皆さんが寝静まり、あいも変わらずやってくる訪問者の対象をし終え、ギルピックさんの元へ向かいます。
到着するとギルピックさんは肩を強張らせながら待っていらっしゃいました。
「ギルピックさん。」
「あっ、来たのにゃ?」
「声が震えていらっしゃいますね。」
「そりゃそうにゃ!あんなに脅されたら誰でもこうなるにゃ!」
「そうですか。では、早速本題に入ります。」
「話聞いてないのにゃ…」
「どうして私が女性でないと気づいたのでしょう。」
「なんとなくにゃ。」
「…」
「どうかしたのにゃ?」
「巫山戯ていらっしゃるのでしょうか。」
「ち、違うにゃ。本当にそうなのにゃ。」
嘘をついている様子はありません。
「私は小さい頃からあんまり男と関わらずに生活して来たのにゃ。だからなんとなく男性と女性の区別はつくにゃ。」
「…そうですか。」
「で、でも隠してるなら他の人には言わないのにゃ。本当にゃ!信じて欲しいにゃ!!」
「…そうですね。」
ここで口封じをするのは簡単ですが、また別の方を探す必要があります。そして《契約》をして頂く必要があります。何度も行うと誰かに見られてしまう可能性もあります。となると…
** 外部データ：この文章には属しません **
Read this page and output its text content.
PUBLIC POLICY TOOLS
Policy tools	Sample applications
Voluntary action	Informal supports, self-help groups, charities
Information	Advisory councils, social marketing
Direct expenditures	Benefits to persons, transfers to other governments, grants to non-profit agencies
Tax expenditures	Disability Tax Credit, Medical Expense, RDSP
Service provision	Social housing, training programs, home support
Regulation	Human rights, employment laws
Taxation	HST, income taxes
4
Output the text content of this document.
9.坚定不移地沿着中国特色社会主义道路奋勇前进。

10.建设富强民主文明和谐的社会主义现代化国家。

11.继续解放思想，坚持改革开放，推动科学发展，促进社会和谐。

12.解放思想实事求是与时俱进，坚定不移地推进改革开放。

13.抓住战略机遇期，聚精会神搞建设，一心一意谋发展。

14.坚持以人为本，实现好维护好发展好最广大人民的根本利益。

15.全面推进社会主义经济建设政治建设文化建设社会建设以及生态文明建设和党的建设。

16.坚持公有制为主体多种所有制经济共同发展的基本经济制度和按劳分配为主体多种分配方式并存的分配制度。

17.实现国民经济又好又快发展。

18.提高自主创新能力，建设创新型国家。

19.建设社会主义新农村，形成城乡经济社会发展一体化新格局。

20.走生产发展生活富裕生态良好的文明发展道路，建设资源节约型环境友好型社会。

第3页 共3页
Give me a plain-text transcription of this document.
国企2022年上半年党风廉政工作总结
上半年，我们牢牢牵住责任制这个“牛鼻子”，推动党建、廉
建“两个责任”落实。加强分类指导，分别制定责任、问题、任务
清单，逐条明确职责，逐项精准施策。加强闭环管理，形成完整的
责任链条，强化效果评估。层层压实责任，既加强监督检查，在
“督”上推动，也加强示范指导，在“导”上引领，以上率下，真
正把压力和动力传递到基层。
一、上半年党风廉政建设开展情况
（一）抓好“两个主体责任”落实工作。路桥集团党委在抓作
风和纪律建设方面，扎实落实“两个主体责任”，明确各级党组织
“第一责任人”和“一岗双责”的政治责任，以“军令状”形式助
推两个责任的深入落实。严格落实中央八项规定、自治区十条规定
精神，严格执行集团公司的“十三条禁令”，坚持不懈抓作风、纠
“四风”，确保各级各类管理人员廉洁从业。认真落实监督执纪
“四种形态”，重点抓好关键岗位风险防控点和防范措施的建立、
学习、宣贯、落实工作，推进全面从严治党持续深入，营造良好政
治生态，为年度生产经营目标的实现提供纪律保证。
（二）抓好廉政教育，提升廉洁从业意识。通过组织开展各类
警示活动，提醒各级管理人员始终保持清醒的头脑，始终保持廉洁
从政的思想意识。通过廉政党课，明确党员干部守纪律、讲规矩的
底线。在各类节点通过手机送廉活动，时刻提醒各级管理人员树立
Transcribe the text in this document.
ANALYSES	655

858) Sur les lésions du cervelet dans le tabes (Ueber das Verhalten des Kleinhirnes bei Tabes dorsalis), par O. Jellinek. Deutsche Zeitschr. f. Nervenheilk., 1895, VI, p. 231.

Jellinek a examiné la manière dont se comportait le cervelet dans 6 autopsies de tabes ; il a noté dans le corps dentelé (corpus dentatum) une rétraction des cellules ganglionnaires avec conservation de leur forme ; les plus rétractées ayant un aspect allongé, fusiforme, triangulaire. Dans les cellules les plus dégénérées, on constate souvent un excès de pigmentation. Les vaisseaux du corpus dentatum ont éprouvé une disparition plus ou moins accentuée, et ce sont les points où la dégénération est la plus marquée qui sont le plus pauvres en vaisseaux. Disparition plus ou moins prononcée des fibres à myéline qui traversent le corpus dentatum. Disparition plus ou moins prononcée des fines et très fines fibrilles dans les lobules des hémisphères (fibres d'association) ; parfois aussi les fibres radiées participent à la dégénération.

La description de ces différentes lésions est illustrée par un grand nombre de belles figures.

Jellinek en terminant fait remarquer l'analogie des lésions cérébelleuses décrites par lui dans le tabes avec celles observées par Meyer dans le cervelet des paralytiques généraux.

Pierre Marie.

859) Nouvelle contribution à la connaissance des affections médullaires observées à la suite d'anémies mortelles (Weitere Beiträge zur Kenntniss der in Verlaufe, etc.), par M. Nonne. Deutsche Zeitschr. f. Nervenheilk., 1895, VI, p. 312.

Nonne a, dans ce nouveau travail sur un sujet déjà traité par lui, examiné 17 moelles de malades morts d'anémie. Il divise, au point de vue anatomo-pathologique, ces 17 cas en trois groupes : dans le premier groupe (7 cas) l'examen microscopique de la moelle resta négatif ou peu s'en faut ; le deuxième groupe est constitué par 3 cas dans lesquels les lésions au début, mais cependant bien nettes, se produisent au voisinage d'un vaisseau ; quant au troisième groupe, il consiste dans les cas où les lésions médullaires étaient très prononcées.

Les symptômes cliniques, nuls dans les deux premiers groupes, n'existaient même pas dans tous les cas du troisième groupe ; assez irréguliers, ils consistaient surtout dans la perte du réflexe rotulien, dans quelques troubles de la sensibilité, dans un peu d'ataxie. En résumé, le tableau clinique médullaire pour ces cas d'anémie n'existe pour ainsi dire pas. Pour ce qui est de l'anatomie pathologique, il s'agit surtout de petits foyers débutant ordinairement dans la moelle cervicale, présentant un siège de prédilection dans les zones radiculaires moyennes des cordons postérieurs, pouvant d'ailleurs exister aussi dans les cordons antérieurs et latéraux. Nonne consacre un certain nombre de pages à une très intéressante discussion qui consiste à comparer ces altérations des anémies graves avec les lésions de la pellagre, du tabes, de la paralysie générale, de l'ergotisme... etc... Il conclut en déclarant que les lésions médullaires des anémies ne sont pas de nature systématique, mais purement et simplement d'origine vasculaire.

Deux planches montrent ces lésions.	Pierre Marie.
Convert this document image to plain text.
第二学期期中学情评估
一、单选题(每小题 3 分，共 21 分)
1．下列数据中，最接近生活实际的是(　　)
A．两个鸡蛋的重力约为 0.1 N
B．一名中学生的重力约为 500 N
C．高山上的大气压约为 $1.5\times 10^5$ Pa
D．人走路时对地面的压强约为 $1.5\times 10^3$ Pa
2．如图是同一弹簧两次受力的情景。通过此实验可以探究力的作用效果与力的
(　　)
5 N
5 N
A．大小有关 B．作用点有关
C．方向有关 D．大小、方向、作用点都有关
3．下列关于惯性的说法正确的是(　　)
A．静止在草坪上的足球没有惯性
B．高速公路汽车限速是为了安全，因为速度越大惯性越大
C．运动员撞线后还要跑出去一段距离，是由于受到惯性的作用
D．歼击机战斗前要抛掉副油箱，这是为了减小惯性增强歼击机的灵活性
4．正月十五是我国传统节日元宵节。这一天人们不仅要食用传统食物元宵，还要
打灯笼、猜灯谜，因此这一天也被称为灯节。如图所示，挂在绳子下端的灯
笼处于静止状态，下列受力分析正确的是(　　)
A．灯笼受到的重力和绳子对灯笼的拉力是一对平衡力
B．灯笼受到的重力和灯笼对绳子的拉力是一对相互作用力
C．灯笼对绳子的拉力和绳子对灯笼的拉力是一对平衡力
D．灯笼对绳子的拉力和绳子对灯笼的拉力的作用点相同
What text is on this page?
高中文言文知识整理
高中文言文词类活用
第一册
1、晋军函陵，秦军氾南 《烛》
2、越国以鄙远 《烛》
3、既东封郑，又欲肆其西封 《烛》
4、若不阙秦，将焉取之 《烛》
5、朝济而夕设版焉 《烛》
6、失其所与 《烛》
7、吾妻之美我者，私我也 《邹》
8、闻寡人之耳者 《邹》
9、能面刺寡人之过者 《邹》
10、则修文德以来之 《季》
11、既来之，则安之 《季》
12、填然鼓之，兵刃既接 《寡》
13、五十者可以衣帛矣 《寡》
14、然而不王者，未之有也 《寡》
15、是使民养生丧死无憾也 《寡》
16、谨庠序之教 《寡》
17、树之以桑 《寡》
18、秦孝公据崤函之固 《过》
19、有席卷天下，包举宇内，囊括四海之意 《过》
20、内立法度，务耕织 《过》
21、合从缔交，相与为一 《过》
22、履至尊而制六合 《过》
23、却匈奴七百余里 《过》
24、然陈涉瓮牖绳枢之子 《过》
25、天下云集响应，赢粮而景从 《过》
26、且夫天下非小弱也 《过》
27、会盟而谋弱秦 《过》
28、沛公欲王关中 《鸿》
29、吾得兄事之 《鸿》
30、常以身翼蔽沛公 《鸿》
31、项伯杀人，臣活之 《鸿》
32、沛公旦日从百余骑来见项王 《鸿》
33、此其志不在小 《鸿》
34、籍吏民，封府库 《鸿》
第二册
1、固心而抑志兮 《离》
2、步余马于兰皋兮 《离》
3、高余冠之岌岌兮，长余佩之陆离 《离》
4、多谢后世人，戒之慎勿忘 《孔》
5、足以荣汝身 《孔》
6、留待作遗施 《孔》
「もう一度《契約》をして頂きますがよろしいですか。」
「なんでもするにゃ!だから殺さないで欲しいにゃ。」
「わかっていますよ。ですからそんなに物騒なことを仰らないでください。」
「どの口が言うのにゃ…」
「…」
「なんでもないのにゃ。早くするにゃ!」
ギルピックさんには私の性別を誰にも伝えないことを条件に追加し、私は宿に戻りました。
何故かギルピックさんが嬉しそうな顔をしていたことは気にしないことにしました。